Monday, July 14, 2008

Imagination Before Reason

“Reason can answer questions, but imagination has to ask them.”
-- Dr. Ralph Gerard

Dr. Ralph Gerard was devoted to scientific inquiry his whole life. Gerard had a mighty mind and terrific energy that he used to continually ask and answer questions of scientific inquiry. Gerard epitomized creativity. He used his imagination to envision new questions. And, new questions always lead to new answers.

I recently facilitated a visioning session for the American Choral Directors Association in Oklahoma City. Their leaders from all fifty states gathered to discuss the future. I led them through a day-long imaginative process not to find answers, but to discover new questions to ask. It takes courage and creativity to discover what the new questions that will guide your thinking should be. The leaders of ACDA showed tremendous imagination and courage and enthusiasm.

I always start this process by helping groups develop their external awareness, within their industry and within the culture at large.
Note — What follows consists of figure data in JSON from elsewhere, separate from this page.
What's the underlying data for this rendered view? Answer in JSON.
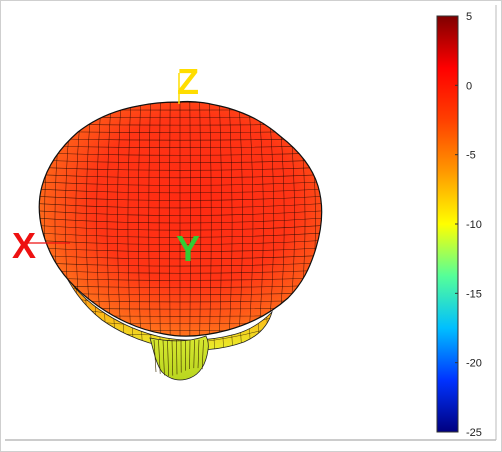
{
  "chart_data": {
    "type": "3d-surface-radiation-pattern",
    "axis_labels": {
      "x": "X",
      "y": "Y",
      "z": "Z"
    },
    "axis_colors": {
      "x": "#ee1111",
      "y": "#33cc33",
      "z": "#ffdd00"
    },
    "colorbar": {
      "min": -25,
      "max": 5,
      "ticks": [
        5,
        0,
        -5,
        -10,
        -15,
        -20,
        -25
      ],
      "tick_labels": [
        "5",
        "0",
        "-5",
        "-10",
        "-15",
        "-20",
        "-25"
      ],
      "colormap": "jet"
    },
    "surface": {
      "dominant_value": 0,
      "low_region_value": -8
    },
    "grid": true
  }
}
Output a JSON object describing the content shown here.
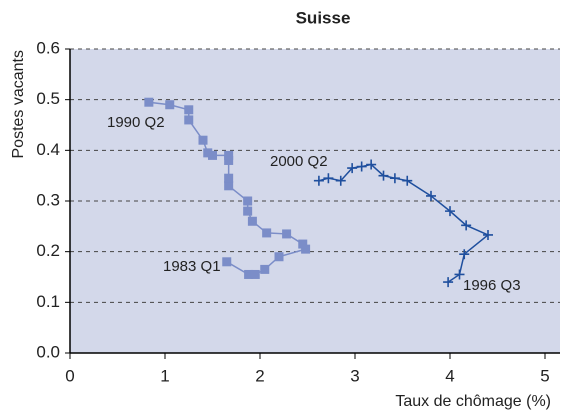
{
  "chart_data": {
    "type": "line",
    "title": "Suisse",
    "x_label": "Taux de chômage (%)",
    "y_label": "Postes vacants",
    "xlim": [
      0,
      5
    ],
    "ylim": [
      0,
      0.6
    ],
    "xticks": [
      0,
      1,
      2,
      3,
      4,
      5
    ],
    "yticks": [
      {
        "value": 0,
        "label": "0.0"
      },
      0.1,
      0.2,
      0.3,
      0.4,
      0.5,
      0.6
    ],
    "grid": true,
    "annotations": [
      "1990 Q2",
      "1983 Q1",
      "2000 Q2",
      "1996 Q3"
    ],
    "series": [
      {
        "color": "#7b8dc8",
        "marker": "square",
        "x": [
          1.65,
          1.88,
          1.95,
          2.05,
          2.2,
          2.48,
          2.45,
          2.28,
          2.07,
          1.92,
          1.87,
          1.87,
          1.67,
          1.67,
          1.67,
          1.67,
          1.5,
          1.45,
          1.4,
          1.25,
          1.25,
          1.05,
          0.83
        ],
        "values": [
          0.18,
          0.155,
          0.155,
          0.165,
          0.19,
          0.205,
          0.215,
          0.235,
          0.237,
          0.26,
          0.28,
          0.3,
          0.33,
          0.345,
          0.38,
          0.39,
          0.39,
          0.395,
          0.42,
          0.46,
          0.48,
          0.49,
          0.495
        ]
      },
      {
        "color": "#1f4f9e",
        "marker": "plus",
        "x": [
          3.98,
          4.1,
          4.15,
          4.4,
          4.17,
          4.0,
          3.8,
          3.55,
          3.42,
          3.3,
          3.17,
          3.07,
          2.97,
          2.85,
          2.72,
          2.62
        ],
        "values": [
          0.14,
          0.155,
          0.195,
          0.233,
          0.252,
          0.28,
          0.31,
          0.34,
          0.345,
          0.35,
          0.372,
          0.368,
          0.365,
          0.34,
          0.345,
          0.34
        ]
      }
    ]
  }
}
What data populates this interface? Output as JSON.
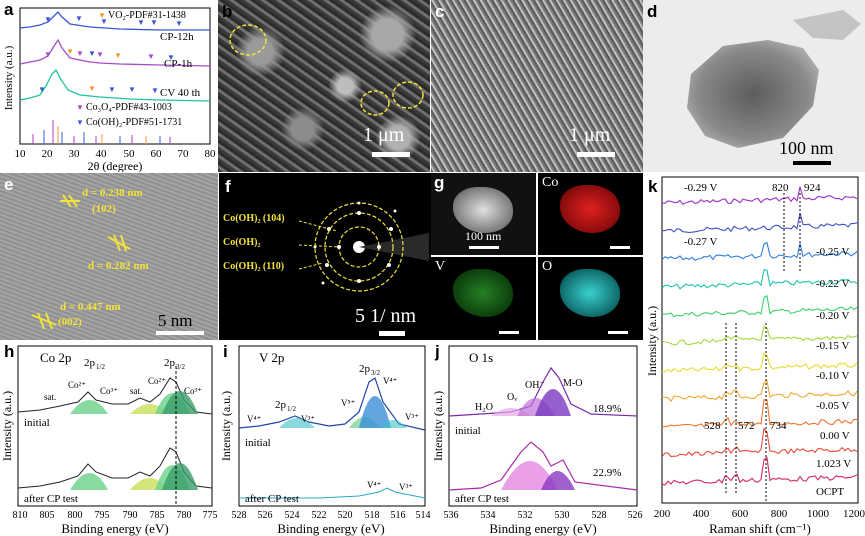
{
  "panels": {
    "a": {
      "label": "a",
      "xlabel": "2θ (degree)",
      "ylabel": "Intensity (a.u.)",
      "xticks": [
        "10",
        "20",
        "30",
        "40",
        "50",
        "60",
        "70",
        "80"
      ],
      "legend_vo2": "VO₂-PDF#31-1438",
      "legend_co3o4": "Co₃O₄-PDF#43-1003",
      "legend_coh": "Co(OH)₂-PDF#51-1731",
      "curves": [
        "CP-12h",
        "CP-1h",
        "CV 40 th"
      ],
      "colors": {
        "cp12": "#3a55d4",
        "cp1": "#a64cc6",
        "cv40": "#22c2a0",
        "vo2": "#f29a2e",
        "co3o4": "#b040c0",
        "coh": "#3a5fd8"
      }
    },
    "b": {
      "label": "b",
      "scale": "1 μm"
    },
    "c": {
      "label": "c",
      "scale": "1 μm"
    },
    "d": {
      "label": "d",
      "scale": "100 nm"
    },
    "e": {
      "label": "e",
      "d1": "d = 0.238 nm",
      "h1": "(102)",
      "d2": "d = 0.282 nm",
      "d3": "d = 0.447 nm",
      "h3": "(002)",
      "scale": "5 nm"
    },
    "f": {
      "label": "f",
      "ring1": "Co(OH)₂ (104)",
      "ring2": "Co(OH)₂",
      "ring3": "Co(OH)₂ (110)",
      "scale": "5 1/ nm"
    },
    "g": {
      "label": "g",
      "scale": "100 nm",
      "co": "Co",
      "v": "V",
      "o": "O"
    },
    "h": {
      "label": "h",
      "title": "Co 2p",
      "xlabel": "Binding energy (eV)",
      "ylabel": "Intensity (a.u.)",
      "xticks": [
        "810",
        "805",
        "800",
        "795",
        "790",
        "785",
        "780",
        "775"
      ],
      "peaks": {
        "p12": "2p",
        "p12sub": "1/2",
        "p32": "2p",
        "p32sub": "3/2",
        "co2a": "Co²⁺",
        "co3a": "Co³⁺",
        "sat1": "sat.",
        "sat2": "sat.",
        "co2b": "Co²⁺",
        "co3b": "Co³⁺"
      },
      "initial": "initial",
      "after": "after CP test"
    },
    "i": {
      "label": "i",
      "title": "V 2p",
      "xlabel": "Binding energy (eV)",
      "ylabel": "Intensity (a.u.)",
      "xticks": [
        "528",
        "526",
        "524",
        "522",
        "520",
        "518",
        "516",
        "514"
      ],
      "peaks": {
        "p12": "2p",
        "p12sub": "1/2",
        "p32": "2p",
        "p32sub": "3/2",
        "v4a": "V⁴⁺",
        "v3a": "V³⁺",
        "v5": "V⁵⁺",
        "v4b": "V⁴⁺",
        "v3b": "V³⁺",
        "v4c": "V⁴⁺",
        "v3c": "V³⁺"
      },
      "initial": "initial",
      "after": "after CP test"
    },
    "j": {
      "label": "j",
      "title": "O 1s",
      "xlabel": "Binding energy (eV)",
      "ylabel": "Intensity (a.u.)",
      "xticks": [
        "536",
        "534",
        "532",
        "530",
        "528",
        "526"
      ],
      "peaks": {
        "h2o": "H₂O",
        "ov": "Oᵥ",
        "oh": "OH⁻",
        "mo": "M-O"
      },
      "pct1": "18.9%",
      "pct2": "22.9%",
      "initial": "initial",
      "after": "after CP test"
    },
    "k": {
      "label": "k",
      "xlabel": "Raman shift (cm⁻¹)",
      "ylabel": "Intensity (a.u.)",
      "xticks": [
        "200",
        "400",
        "600",
        "800",
        "1000",
        "1200"
      ],
      "peak_labels": [
        "820",
        "924",
        "528",
        "572",
        "734"
      ],
      "curves": [
        {
          "name": "-0.29 V",
          "color": "#9b2fc6"
        },
        {
          "name": "-0.27 V",
          "color": "#3c52c9"
        },
        {
          "name": "-0.25 V",
          "color": "#2f7fe0"
        },
        {
          "name": "-0.22 V",
          "color": "#1fc4a8"
        },
        {
          "name": "-0.20 V",
          "color": "#3ecf6a"
        },
        {
          "name": "-0.15 V",
          "color": "#a6d93c"
        },
        {
          "name": "-0.10 V",
          "color": "#e8d92e"
        },
        {
          "name": "-0.05 V",
          "color": "#f2a72a"
        },
        {
          "name": "0.00 V",
          "color": "#f0732a"
        },
        {
          "name": "1.023 V",
          "color": "#e84c3a"
        },
        {
          "name": "OCPT",
          "color": "#d9276a"
        }
      ]
    }
  }
}
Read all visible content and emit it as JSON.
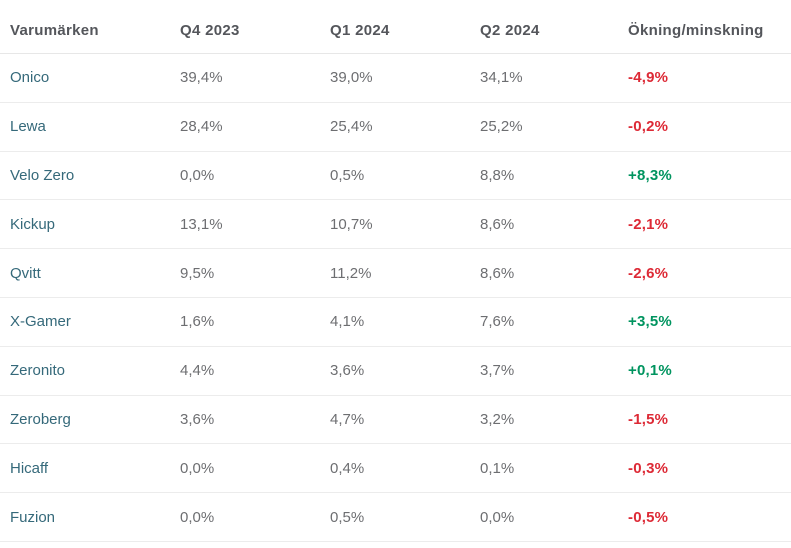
{
  "table": {
    "columns": {
      "brand": "Varumärken",
      "q4_2023": "Q4 2023",
      "q1_2024": "Q1 2024",
      "q2_2024": "Q2 2024",
      "change": "Ökning/minskning"
    },
    "rows": [
      {
        "brand": "Onico",
        "q4_2023": "39,4%",
        "q1_2024": "39,0%",
        "q2_2024": "34,1%",
        "change": "-4,9%",
        "direction": "down"
      },
      {
        "brand": "Lewa",
        "q4_2023": "28,4%",
        "q1_2024": "25,4%",
        "q2_2024": "25,2%",
        "change": "-0,2%",
        "direction": "down"
      },
      {
        "brand": "Velo Zero",
        "q4_2023": "0,0%",
        "q1_2024": "0,5%",
        "q2_2024": "8,8%",
        "change": "+8,3%",
        "direction": "up"
      },
      {
        "brand": "Kickup",
        "q4_2023": "13,1%",
        "q1_2024": "10,7%",
        "q2_2024": "8,6%",
        "change": "-2,1%",
        "direction": "down"
      },
      {
        "brand": "Qvitt",
        "q4_2023": "9,5%",
        "q1_2024": "11,2%",
        "q2_2024": "8,6%",
        "change": "-2,6%",
        "direction": "down"
      },
      {
        "brand": "X-Gamer",
        "q4_2023": "1,6%",
        "q1_2024": "4,1%",
        "q2_2024": "7,6%",
        "change": "+3,5%",
        "direction": "up"
      },
      {
        "brand": "Zeronito",
        "q4_2023": "4,4%",
        "q1_2024": "3,6%",
        "q2_2024": "3,7%",
        "change": "+0,1%",
        "direction": "up"
      },
      {
        "brand": "Zeroberg",
        "q4_2023": "3,6%",
        "q1_2024": "4,7%",
        "q2_2024": "3,2%",
        "change": "-1,5%",
        "direction": "down"
      },
      {
        "brand": "Hicaff",
        "q4_2023": "0,0%",
        "q1_2024": "0,4%",
        "q2_2024": "0,1%",
        "change": "-0,3%",
        "direction": "down"
      },
      {
        "brand": "Fuzion",
        "q4_2023": "0,0%",
        "q1_2024": "0,5%",
        "q2_2024": "0,0%",
        "change": "-0,5%",
        "direction": "down"
      }
    ],
    "colors": {
      "positive": "#00945f",
      "negative": "#dd2a36",
      "brand": "#35697a",
      "header": "#54565b",
      "value": "#6d6e71"
    }
  },
  "chart_data": {
    "type": "table",
    "title": "",
    "column_headers": [
      "Varumärken",
      "Q4 2023",
      "Q1 2024",
      "Q2 2024",
      "Ökning/minskning"
    ],
    "categories": [
      "Q4 2023",
      "Q1 2024",
      "Q2 2024"
    ],
    "series": [
      {
        "name": "Onico",
        "values": [
          39.4,
          39.0,
          34.1
        ],
        "change": -4.9
      },
      {
        "name": "Lewa",
        "values": [
          28.4,
          25.4,
          25.2
        ],
        "change": -0.2
      },
      {
        "name": "Velo Zero",
        "values": [
          0.0,
          0.5,
          8.8
        ],
        "change": 8.3
      },
      {
        "name": "Kickup",
        "values": [
          13.1,
          10.7,
          8.6
        ],
        "change": -2.1
      },
      {
        "name": "Qvitt",
        "values": [
          9.5,
          11.2,
          8.6
        ],
        "change": -2.6
      },
      {
        "name": "X-Gamer",
        "values": [
          1.6,
          4.1,
          7.6
        ],
        "change": 3.5
      },
      {
        "name": "Zeronito",
        "values": [
          4.4,
          3.6,
          3.7
        ],
        "change": 0.1
      },
      {
        "name": "Zeroberg",
        "values": [
          3.6,
          4.7,
          3.2
        ],
        "change": -1.5
      },
      {
        "name": "Hicaff",
        "values": [
          0.0,
          0.4,
          0.1
        ],
        "change": -0.3
      },
      {
        "name": "Fuzion",
        "values": [
          0.0,
          0.5,
          0.0
        ],
        "change": -0.5
      }
    ],
    "value_unit": "%",
    "decimal_separator": ","
  }
}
Organizations must be internally focused with budgets, projections, and personnel issues, but it is imperative that they are also externally aware. This process requires you to hold the vision and the strategic tactics and details in your minds and your decision-making all at the same time. It is a new demand upon our well-worn skill sets, but this synthesizing skill, or as I described it to the choral directors, the skill of symphony, is one that can be cultivated.

Once you have the right questions, the answers come. Using our well-practiced skills of logic and pragmatic reasoning, the answers come more easily than you think initially once the right questions are excavated.